Hi Python users of Stan,

I find this library quite useful so I thought I’d share it:

It caches Stan MCMC for quicker model iterations and enhanced productivity. It does this by wrapping CmdStanPy and recognises near-identical (comments or white space changes only) code or data, in which case a cached result is returned.

Usage:

model = """
data {
  int N;
}
parameters {
  real<lower=-10.0, upper=10.0> x[N];
}
model {
  for (i in 1:N-1) {
         target += -2 * (100 * square(x[i+1] - square(x[i])) + square(1 - x[i]));
  }
}
"""
data = dict(N=2)

import cmdstancache

stan_variables, method_variables = cmdstancache.run_stan(
        model,
        data=data,
        # any other CmdStanMCMC.sample() parameters go here
        seed=42
)

Now comes the trick:

  • If you run this code twice, the second time the stored result is read.
  • If you add or modify a code comment, the same result is returned without having to resample.
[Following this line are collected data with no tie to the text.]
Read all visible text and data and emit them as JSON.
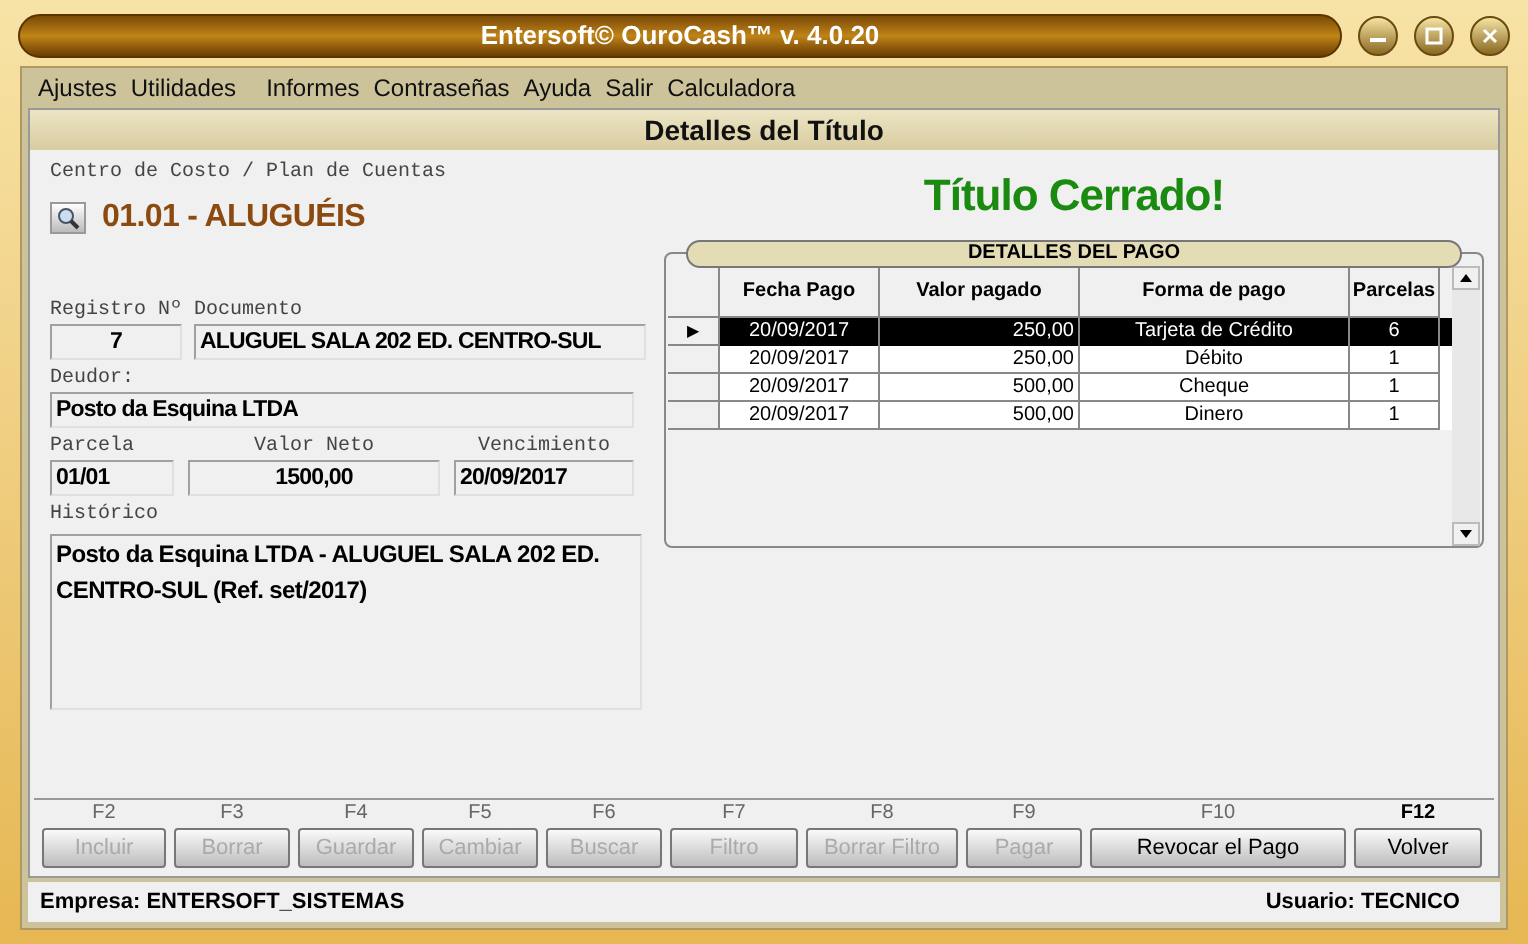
{
  "window": {
    "title": "Entersoft© OuroCash™ v. 4.0.20"
  },
  "menu": [
    {
      "label": "Ajustes"
    },
    {
      "label": "Utilidades"
    },
    {
      "label": "Informes"
    },
    {
      "label": "Contraseñas"
    },
    {
      "label": "Ayuda"
    },
    {
      "label": "Salir"
    },
    {
      "label": "Calculadora"
    }
  ],
  "section_title": "Detalles del Título",
  "cost_center": {
    "label": "Centro de Costo / Plan de Cuentas",
    "value": "01.01 - ALUGUÉIS"
  },
  "status_message": "Título Cerrado!",
  "fields": {
    "registro": {
      "label": "Registro Nº",
      "value": "7"
    },
    "documento": {
      "label": "Documento",
      "value": "ALUGUEL SALA 202 ED. CENTRO-SUL"
    },
    "deudor": {
      "label": "Deudor:",
      "value": "Posto da Esquina LTDA"
    },
    "parcela": {
      "label": "Parcela",
      "value": "01/01"
    },
    "valor_neto": {
      "label": "Valor Neto",
      "value": "1500,00"
    },
    "vencimiento": {
      "label": "Vencimiento",
      "value": "20/09/2017"
    },
    "historico": {
      "label": "Histórico",
      "value": "Posto da Esquina LTDA - ALUGUEL SALA 202 ED. CENTRO-SUL (Ref. set/2017)"
    }
  },
  "payments": {
    "title": "DETALLES DEL PAGO",
    "columns": [
      "Fecha Pago",
      "Valor pagado",
      "Forma de pago",
      "Parcelas"
    ],
    "rows": [
      {
        "cells": [
          "20/09/2017",
          "250,00",
          "Tarjeta de Crédito",
          "6"
        ],
        "selected": true,
        "indicator": "▶"
      },
      {
        "cells": [
          "20/09/2017",
          "250,00",
          "Débito",
          "1"
        ],
        "selected": false
      },
      {
        "cells": [
          "20/09/2017",
          "500,00",
          "Cheque",
          "1"
        ],
        "selected": false
      },
      {
        "cells": [
          "20/09/2017",
          "500,00",
          "Dinero",
          "1"
        ],
        "selected": false
      }
    ]
  },
  "buttons": [
    {
      "key": "F2",
      "label": "Incluir",
      "disabled": true,
      "key_bold": false
    },
    {
      "key": "F3",
      "label": "Borrar",
      "disabled": true,
      "key_bold": false
    },
    {
      "key": "F4",
      "label": "Guardar",
      "disabled": true,
      "key_bold": false
    },
    {
      "key": "F5",
      "label": "Cambiar",
      "disabled": true,
      "key_bold": false
    },
    {
      "key": "F6",
      "label": "Buscar",
      "disabled": true,
      "key_bold": false
    },
    {
      "key": "F7",
      "label": "Filtro",
      "disabled": true,
      "key_bold": false
    },
    {
      "key": "F8",
      "label": "Borrar Filtro",
      "disabled": true,
      "key_bold": false
    },
    {
      "key": "F9",
      "label": "Pagar",
      "disabled": true,
      "key_bold": false
    },
    {
      "key": "F10",
      "label": "Revocar el Pago",
      "disabled": false,
      "key_bold": false
    },
    {
      "key": "F12",
      "label": "Volver",
      "disabled": false,
      "key_bold": true
    }
  ],
  "status_bar": {
    "company": "Empresa: ENTERSOFT_SISTEMAS",
    "user": "Usuario: TECNICO"
  }
}
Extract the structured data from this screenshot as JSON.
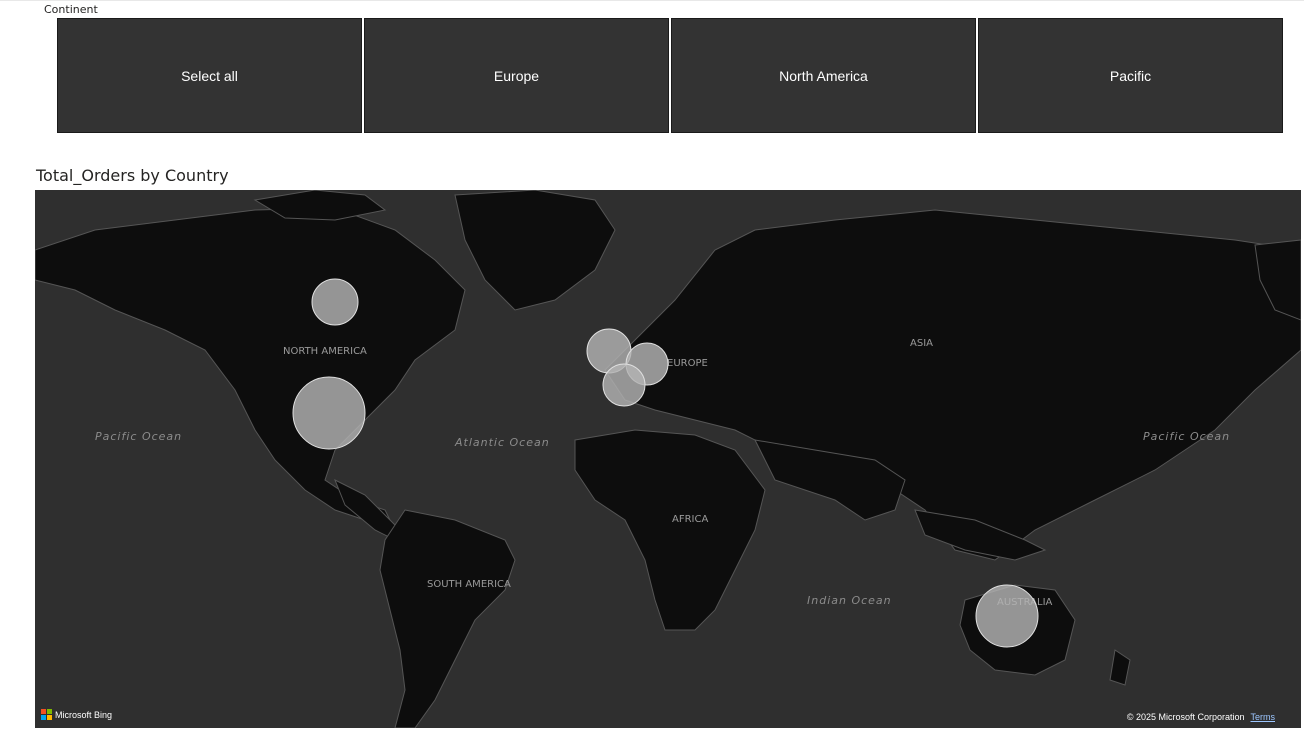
{
  "slicer": {
    "header": "Continent",
    "tiles": [
      {
        "label": "Select all"
      },
      {
        "label": "Europe"
      },
      {
        "label": "North America"
      },
      {
        "label": "Pacific"
      }
    ]
  },
  "map": {
    "title": "Total_Orders by Country",
    "oceans": {
      "pacific_west": "Pacific Ocean",
      "atlantic": "Atlantic Ocean",
      "indian": "Indian Ocean",
      "pacific_east": "Pacific Ocean"
    },
    "continents": {
      "north_america": "NORTH AMERICA",
      "south_america": "SOUTH AMERICA",
      "europe": "EUROPE",
      "africa": "AFRICA",
      "asia": "ASIA",
      "australia": "AUSTRALIA"
    },
    "bubble_color": "#b3b3b3",
    "map_background": "#2f2f2f",
    "land_color": "#0d0d0d",
    "bing_label": "Microsoft Bing",
    "copyright": "© 2025 Microsoft Corporation",
    "terms_label": "Terms"
  }
}
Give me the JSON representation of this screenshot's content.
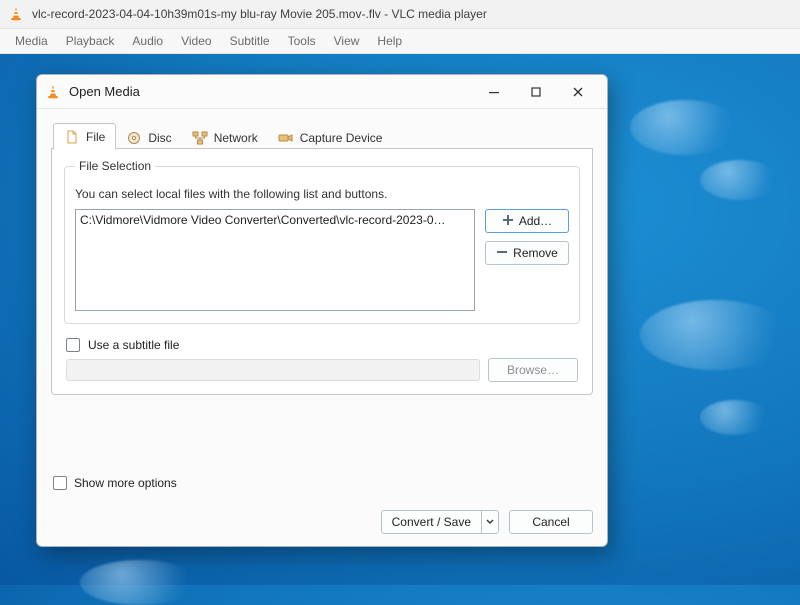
{
  "window": {
    "title": "vlc-record-2023-04-04-10h39m01s-my blu-ray Movie 205.mov-.flv - VLC media player"
  },
  "menubar": [
    "Media",
    "Playback",
    "Audio",
    "Video",
    "Subtitle",
    "Tools",
    "View",
    "Help"
  ],
  "dialog": {
    "title": "Open Media",
    "tabs": {
      "file": "File",
      "disc": "Disc",
      "network": "Network",
      "capture": "Capture Device"
    },
    "file_selection": {
      "legend": "File Selection",
      "hint": "You can select local files with the following list and buttons.",
      "files": [
        "C:\\Vidmore\\Vidmore Video Converter\\Converted\\vlc-record-2023-0…"
      ],
      "add_label": "Add…",
      "remove_label": "Remove"
    },
    "subtitle": {
      "use_label": "Use a subtitle file",
      "browse_label": "Browse…"
    },
    "show_more_label": "Show more options",
    "convert_label": "Convert / Save",
    "cancel_label": "Cancel"
  }
}
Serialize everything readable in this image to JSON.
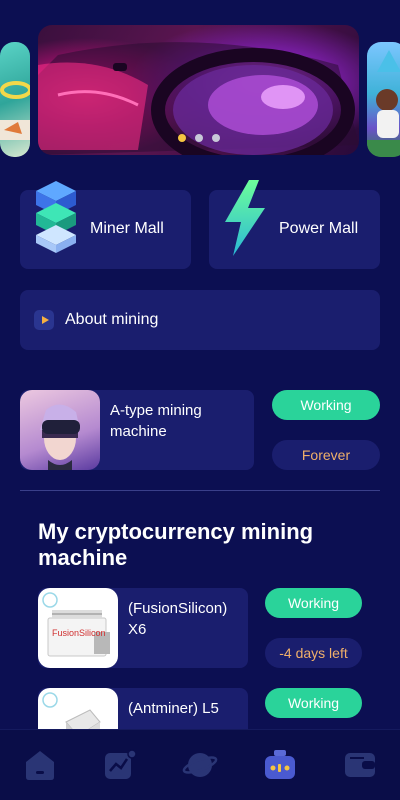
{
  "banner": {
    "slide_count": 3,
    "active_slide": 0
  },
  "malls": [
    {
      "label": "Miner Mall",
      "icon": "cube-stack-icon"
    },
    {
      "label": "Power Mall",
      "icon": "lightning-icon"
    }
  ],
  "about": {
    "label": "About mining",
    "icon": "play-icon"
  },
  "featured_machine": {
    "name": "A-type mining machine",
    "status": "Working",
    "duration": "Forever"
  },
  "my_machines": {
    "title": "My cryptocurrency mining machine",
    "items": [
      {
        "name": "(FusionSilicon) X6",
        "status": "Working",
        "time_left": "-4 days left",
        "brand": "FusionSilicon"
      },
      {
        "name": "(Antminer) L5",
        "status": "Working"
      }
    ]
  },
  "bottom_nav": {
    "items": [
      {
        "icon": "home-icon"
      },
      {
        "icon": "chart-icon"
      },
      {
        "icon": "planet-icon"
      },
      {
        "icon": "miner-icon",
        "active": true
      },
      {
        "icon": "wallet-icon"
      }
    ]
  },
  "colors": {
    "background": "#0c0f52",
    "card": "#1a1e6e",
    "green": "#2ad39a",
    "orange_text": "#f0b06a",
    "active_dot": "#f5c542"
  }
}
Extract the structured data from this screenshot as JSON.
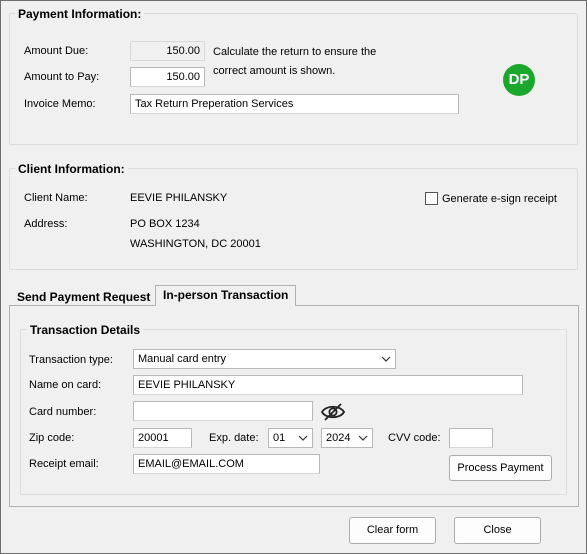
{
  "payment": {
    "title": "Payment Information:",
    "amount_due_label": "Amount Due:",
    "amount_due_value": "150.00",
    "amount_to_pay_label": "Amount to Pay:",
    "amount_to_pay_value": "150.00",
    "note_line1": "Calculate the return to ensure the",
    "note_line2": "correct amount is shown.",
    "invoice_memo_label": "Invoice Memo:",
    "invoice_memo_value": "Tax Return Preperation Services",
    "badge_initials": "DP",
    "badge_color": "#1aa72b"
  },
  "client": {
    "title": "Client Information:",
    "name_label": "Client Name:",
    "name_value": "EEVIE PHILANSKY",
    "address_label": "Address:",
    "address_line1": "PO BOX 1234",
    "address_line2": "WASHINGTON, DC 20001",
    "esign_label": "Generate e-sign receipt"
  },
  "tabs": [
    {
      "label": "Send Payment Request"
    },
    {
      "label": "In-person Transaction"
    }
  ],
  "transaction": {
    "title": "Transaction Details",
    "type_label": "Transaction type:",
    "type_value": "Manual card entry",
    "name_on_card_label": "Name on card:",
    "name_on_card_value": "EEVIE PHILANSKY",
    "card_number_label": "Card number:",
    "card_number_value": "",
    "zip_label": "Zip code:",
    "zip_value": "20001",
    "exp_label": "Exp. date:",
    "exp_month": "01",
    "exp_year": "2024",
    "cvv_label": "CVV code:",
    "cvv_value": "",
    "receipt_email_label": "Receipt email:",
    "receipt_email_value": "EMAIL@EMAIL.COM",
    "process_button": "Process Payment"
  },
  "footer": {
    "clear_button": "Clear form",
    "close_button": "Close"
  },
  "icons": {
    "card_visibility": "eye-slash-icon",
    "dropdown": "chevron-down-icon"
  }
}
More technical details here: cmdstancache · PyPI

2 Likes

Seems useful.
The problem of normalizing a Stan model is tricky, due to the multiple kinds of comments. It looks like this only takes into account the // style, not /* comment */ or # comment. The issue with the latter # style is it can also be an #include directive (which is then its own problem, since now you need to worry about what to do if the #include-d file changed!)

Yep, cmdstancache is staying on the safe side on that.

Included files aren’t considered at the moment. You can always force a rerun by incrementing the seed.

1 Like